Hold off till the doctor is through. If you receive a “success” message, restart your Mac and check to see if the disc is now accessible.
To Prevent “The Disk You Inserted Is Not Readable By This Computer” Bug in Mac OS
Eradicating “The disc you inserted is not readable by this machine” message is feasible, even on Mac. However, you should practice safe computing habits in your daily life and at work when using data storage discs and your computer. After all, there are dire circumstances in which data recovery is not possible.

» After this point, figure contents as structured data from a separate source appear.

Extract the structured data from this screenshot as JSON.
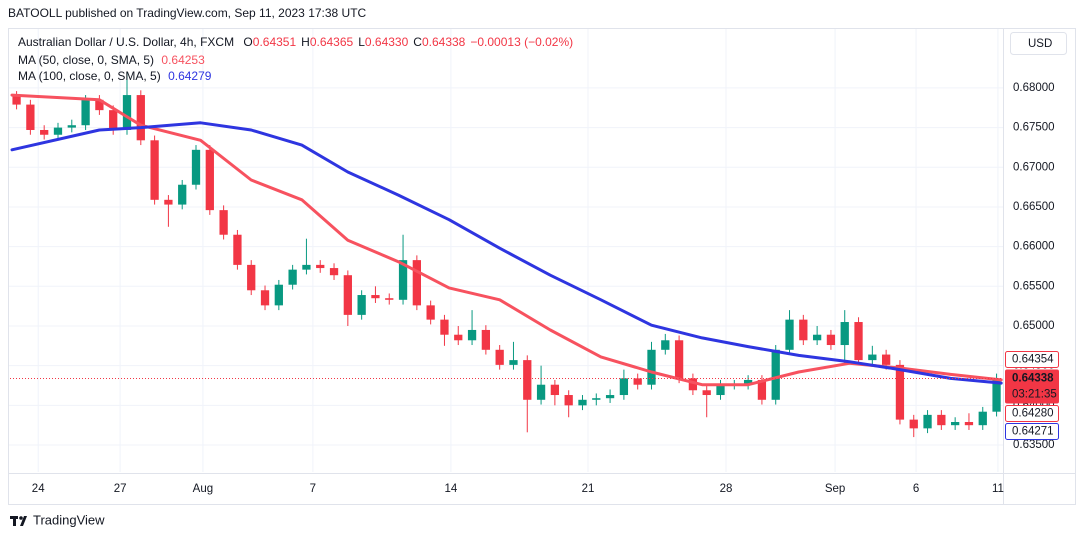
{
  "header": {
    "publisher": "BATOOLL published on TradingView.com, Sep 11, 2023 17:38 UTC"
  },
  "brand": "TradingView",
  "currency": "USD",
  "chart_data": {
    "type": "candlestick",
    "title": "Australian Dollar / U.S. Dollar, 4h, FXCM",
    "ohlc": [
      {
        "name": "O",
        "value": "0.64351"
      },
      {
        "name": "H",
        "value": "0.64365"
      },
      {
        "name": "L",
        "value": "0.64330"
      },
      {
        "name": "C",
        "value": "0.64338"
      }
    ],
    "change": "−0.00013 (−0.02%)",
    "colors": {
      "up": "#089981",
      "down": "#f23645"
    },
    "candles": {
      "x": [
        1,
        4,
        7,
        10,
        13,
        16,
        19,
        22,
        25,
        28,
        31,
        34,
        37,
        40,
        43,
        46,
        49,
        52,
        55,
        58,
        61,
        64,
        67,
        70,
        73,
        76,
        79,
        82,
        85,
        88,
        91,
        94,
        97,
        100,
        103,
        106,
        109,
        112,
        115,
        118,
        121,
        124,
        127,
        130,
        133,
        136,
        139,
        142,
        145,
        148,
        151,
        154,
        157,
        160,
        163,
        166,
        169,
        172,
        175,
        178,
        181,
        184,
        187,
        190,
        193,
        196,
        199,
        202,
        205,
        208,
        211,
        214
      ],
      "open": [
        0.679,
        0.6779,
        0.6747,
        0.6741,
        0.675,
        0.6753,
        0.6785,
        0.6772,
        0.6747,
        0.6791,
        0.6734,
        0.6659,
        0.6653,
        0.6678,
        0.6722,
        0.6646,
        0.6615,
        0.6577,
        0.6545,
        0.6526,
        0.6552,
        0.6571,
        0.6577,
        0.6573,
        0.6564,
        0.6514,
        0.6539,
        0.6535,
        0.6533,
        0.6583,
        0.6526,
        0.6508,
        0.6489,
        0.6482,
        0.6495,
        0.647,
        0.6451,
        0.6457,
        0.6407,
        0.6426,
        0.6413,
        0.64,
        0.6407,
        0.6409,
        0.6413,
        0.6434,
        0.6426,
        0.647,
        0.6482,
        0.6434,
        0.6419,
        0.6413,
        0.6426,
        0.6426,
        0.6432,
        0.6407,
        0.647,
        0.6508,
        0.6482,
        0.6489,
        0.6476,
        0.6505,
        0.6457,
        0.6464,
        0.6451,
        0.6382,
        0.6371,
        0.6388,
        0.6375,
        0.6379,
        0.6375,
        0.6392
      ],
      "high": [
        0.6796,
        0.6785,
        0.6753,
        0.6756,
        0.676,
        0.6791,
        0.6791,
        0.6778,
        0.682,
        0.6797,
        0.674,
        0.6665,
        0.6684,
        0.6728,
        0.6728,
        0.6652,
        0.6621,
        0.6583,
        0.6551,
        0.6558,
        0.6577,
        0.661,
        0.6583,
        0.6579,
        0.657,
        0.6545,
        0.655,
        0.6541,
        0.6615,
        0.6589,
        0.6532,
        0.6514,
        0.65,
        0.652,
        0.6501,
        0.6476,
        0.648,
        0.6463,
        0.645,
        0.6432,
        0.6419,
        0.6413,
        0.6415,
        0.642,
        0.6445,
        0.644,
        0.648,
        0.649,
        0.6488,
        0.644,
        0.6425,
        0.6432,
        0.6432,
        0.6438,
        0.6438,
        0.6476,
        0.652,
        0.6514,
        0.65,
        0.6495,
        0.652,
        0.6511,
        0.6475,
        0.647,
        0.6457,
        0.6388,
        0.6394,
        0.6394,
        0.6385,
        0.639,
        0.6398,
        0.644
      ],
      "low": [
        0.6773,
        0.6741,
        0.6735,
        0.6735,
        0.6744,
        0.6747,
        0.6766,
        0.6741,
        0.6741,
        0.6728,
        0.6653,
        0.6625,
        0.6647,
        0.6672,
        0.664,
        0.6609,
        0.6571,
        0.6539,
        0.652,
        0.652,
        0.6546,
        0.6565,
        0.6567,
        0.6558,
        0.65,
        0.6508,
        0.6529,
        0.6527,
        0.6527,
        0.652,
        0.6502,
        0.6475,
        0.6476,
        0.6476,
        0.6464,
        0.6445,
        0.6445,
        0.6366,
        0.6401,
        0.64,
        0.6385,
        0.6394,
        0.64,
        0.6403,
        0.6407,
        0.642,
        0.642,
        0.6464,
        0.6428,
        0.6413,
        0.6385,
        0.6407,
        0.642,
        0.642,
        0.6401,
        0.6401,
        0.6464,
        0.6476,
        0.6476,
        0.647,
        0.6451,
        0.6451,
        0.6451,
        0.6445,
        0.6376,
        0.636,
        0.6365,
        0.6369,
        0.6369,
        0.6369,
        0.6369,
        0.6386
      ],
      "close": [
        0.6779,
        0.6747,
        0.6741,
        0.675,
        0.6753,
        0.6785,
        0.6772,
        0.6747,
        0.6791,
        0.6734,
        0.6659,
        0.6653,
        0.6678,
        0.6722,
        0.6646,
        0.6615,
        0.6577,
        0.6545,
        0.6526,
        0.6552,
        0.6571,
        0.6577,
        0.6573,
        0.6564,
        0.6514,
        0.6539,
        0.6535,
        0.6533,
        0.6583,
        0.6526,
        0.6508,
        0.6489,
        0.6482,
        0.6495,
        0.647,
        0.6451,
        0.6457,
        0.6407,
        0.6426,
        0.6413,
        0.64,
        0.6407,
        0.6409,
        0.6413,
        0.6434,
        0.6426,
        0.647,
        0.6482,
        0.6434,
        0.6419,
        0.6413,
        0.6426,
        0.6426,
        0.6432,
        0.6407,
        0.647,
        0.6508,
        0.6482,
        0.6489,
        0.6476,
        0.6505,
        0.6457,
        0.6464,
        0.6451,
        0.6382,
        0.6371,
        0.6388,
        0.6375,
        0.6379,
        0.6375,
        0.6392,
        0.64338
      ]
    },
    "series": [
      {
        "name": "MA (50, close, 0, SMA, 5)",
        "last": "0.64253",
        "color": "#f7525f",
        "x": [
          0,
          19,
          28,
          41,
          52,
          63,
          73,
          84,
          95,
          106,
          117,
          128,
          139,
          150,
          160,
          171,
          182,
          193,
          204,
          215
        ],
        "values": [
          0.6791,
          0.6785,
          0.6753,
          0.6734,
          0.6684,
          0.6659,
          0.6608,
          0.6581,
          0.6548,
          0.6533,
          0.6495,
          0.6461,
          0.6442,
          0.6426,
          0.6426,
          0.6442,
          0.6453,
          0.6447,
          0.6439,
          0.6432
        ]
      },
      {
        "name": "MA (100, close, 0, SMA, 5)",
        "last": "0.64279",
        "color": "#2e35e0",
        "x": [
          0,
          19,
          28,
          41,
          52,
          63,
          73,
          84,
          95,
          106,
          117,
          128,
          139,
          150,
          160,
          171,
          182,
          193,
          204,
          215
        ],
        "values": [
          0.6722,
          0.6747,
          0.675,
          0.6756,
          0.6747,
          0.6728,
          0.6694,
          0.6665,
          0.6634,
          0.6598,
          0.6564,
          0.6533,
          0.6501,
          0.6485,
          0.6474,
          0.6463,
          0.6455,
          0.6445,
          0.6434,
          0.6428
        ]
      }
    ],
    "xlim": [
      -0.43,
      215.4
    ],
    "xticks": [
      {
        "value": 5.7,
        "label": "24"
      },
      {
        "value": 23.5,
        "label": "27"
      },
      {
        "value": 41.5,
        "label": "Aug"
      },
      {
        "value": 65.4,
        "label": "7"
      },
      {
        "value": 95.4,
        "label": "14"
      },
      {
        "value": 125.2,
        "label": "21"
      },
      {
        "value": 155.2,
        "label": "28"
      },
      {
        "value": 178.9,
        "label": "Sep"
      },
      {
        "value": 196.5,
        "label": "6"
      },
      {
        "value": 214.3,
        "label": "11"
      }
    ],
    "ylim": [
      0.6316,
      0.6873
    ],
    "yticks": [
      {
        "value": 0.635,
        "label": "0.63500"
      },
      {
        "value": 0.64,
        "label": "0.64000"
      },
      {
        "value": 0.645,
        "label": "0.64500"
      },
      {
        "value": 0.65,
        "label": "0.65000"
      },
      {
        "value": 0.655,
        "label": "0.65500"
      },
      {
        "value": 0.66,
        "label": "0.66000"
      },
      {
        "value": 0.665,
        "label": "0.66500"
      },
      {
        "value": 0.67,
        "label": "0.67000"
      },
      {
        "value": 0.675,
        "label": "0.67500"
      },
      {
        "value": 0.68,
        "label": "0.68000"
      }
    ],
    "grid": true,
    "current": {
      "value": 0.64338,
      "label": "0.64338",
      "countdown": "03:21:35",
      "color": "#f23645"
    },
    "price_labels": [
      {
        "value": 0.64354,
        "label": "0.64354",
        "color": "#f23645",
        "place": "above"
      },
      {
        "value": 0.6428,
        "label": "0.64280",
        "color": "#f23645",
        "place": "below"
      },
      {
        "value": 0.64271,
        "label": "0.64271",
        "color": "#2e35e0",
        "place": "below"
      }
    ]
  }
}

Here are some suggestions:
Correctly Removing the External Drive – memory cards, external hard drives, and Ejecting USB flash drives, SD cards, and other storage media incorrectly is a common cause of data corruption. If the USB drive is still being used, for instance, yanking on it violently and often might damage it. Therefore, always choose “eject securely” in Disk Utilities before removing the external drive from the Mac.
Make sure you regularly back up your drive containing crucial information. Backing up your data is the standard practice for data security. Time Machine, an OS X snap-in, is widely using as a backup solution. Applications, media, images, emails, documents, and even the operating system itself may all be back up using it in an automated fashion. Check out this manual or look for alternatives to Time Machine if you’re having trouble getting start.
Viruses, bad connections, power outages, and Mac Malfunctioning are just a few of the many potential causes of the standard Mac error “The disc you insert is not readable by this machine.” When this issue occurs, you will no longer be able to access your files. There is, therefore, an immediate requirement for repair!
We’ve provided a few options that should help you fix the issue at hand, but remember that doing so might cause some data corruption. That’s why it’s crucial to get your data back in order before looking for a solution.